Estos días, Montoro critica ácidamente el cambio que aprobará el Gobierno: "La gente quiere seguir teniendo la mejor liga de fútbol del mundo". Por lo visto, estar en la oposición exalta el ánimo hasta el forofismo. Lo cierto es que el mordaz Montoro no se ablandó cuando Florentino le pidió ayuda, pero en enero del 2004 y a iniciativa de su secretario de Estado, Rodríguez Ponga, entró en vigor la ley Beckham. Ahora que se quiere derogar parcialmente, el fútbol ha sido el único sector que ha hablado a cara descubierta, aunque a la vista de lo acordado el viernes la mayoría de los clubs no comparte las urgentes angustias de los dos más ricos.
Según los defensores del sistema que aún rige, no sólo son los futbolistas de élite los beneficiados; también ejecutivos y científicos. Pero estos últimos discrepan. Aunque algunos ciertamente vienen a España cobijados en la norma y se ahorran dinero, no hay ni uno que llegue, ni tan sólo se acerque, a 600.000 euros. Ni en España ni en el mundo. Según la Agencia Tributaria, 3.000 personas aprovechan el sistema, aunque sólo unas 200 estarían por encima de 600.000 euros. Se puede deducir que el núcleo más numeroso es el de los futbolistas extranjeros y algún entrenador de alto nivel. 43, dice Hacienda, 70 los clubs.
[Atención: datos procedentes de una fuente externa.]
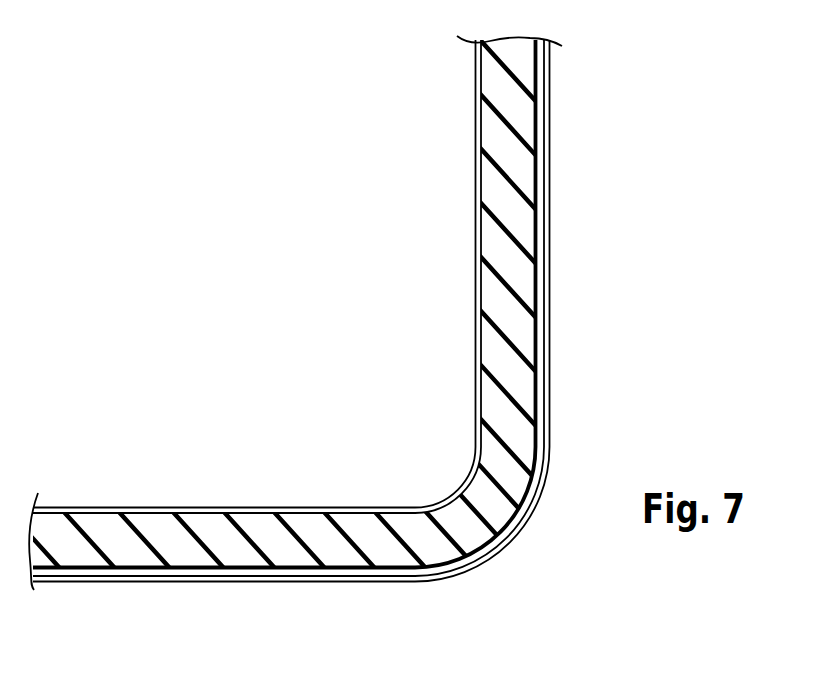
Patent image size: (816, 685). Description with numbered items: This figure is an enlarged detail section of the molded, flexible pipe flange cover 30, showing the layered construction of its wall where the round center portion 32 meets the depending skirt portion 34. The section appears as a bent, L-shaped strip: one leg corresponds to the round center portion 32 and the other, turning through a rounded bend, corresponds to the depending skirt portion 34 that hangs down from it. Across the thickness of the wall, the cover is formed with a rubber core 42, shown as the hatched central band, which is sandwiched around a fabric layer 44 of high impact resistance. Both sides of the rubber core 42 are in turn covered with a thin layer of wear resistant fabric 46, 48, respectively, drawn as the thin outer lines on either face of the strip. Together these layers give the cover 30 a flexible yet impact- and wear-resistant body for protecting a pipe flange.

Para enfriar la demagogia, se puede dar la razón a quienes recuerdan con sorna que el Gobierno mantiene, en guerra con Bruselas, un régimen fiscal sin parangón en los países avanzados que permite a las empresas comprar sociedades en el extranjero sin pagar impuestos por los dividendos que repatrían pero pudiendo deducirse los intereses de la adquisición, mientras hace mucho ruido con los futbolistas, pese a que las dimensiones fiscales de ambos casos no resisten la comparación.
El fútbol no entiende de razones y las aficiones aceptan incluso sacrificios con tal de ver en lo más alto al equipo de sus amores, pero hay que echar mano del sentido común y ser conscientes de que vivimos tiempos de agravios. Y, por favor, no sigan con el argumento infantil de que el jugador, ¡santo inocente¡, firma siempre por el neto. Prueben a explicar eso en su empresa.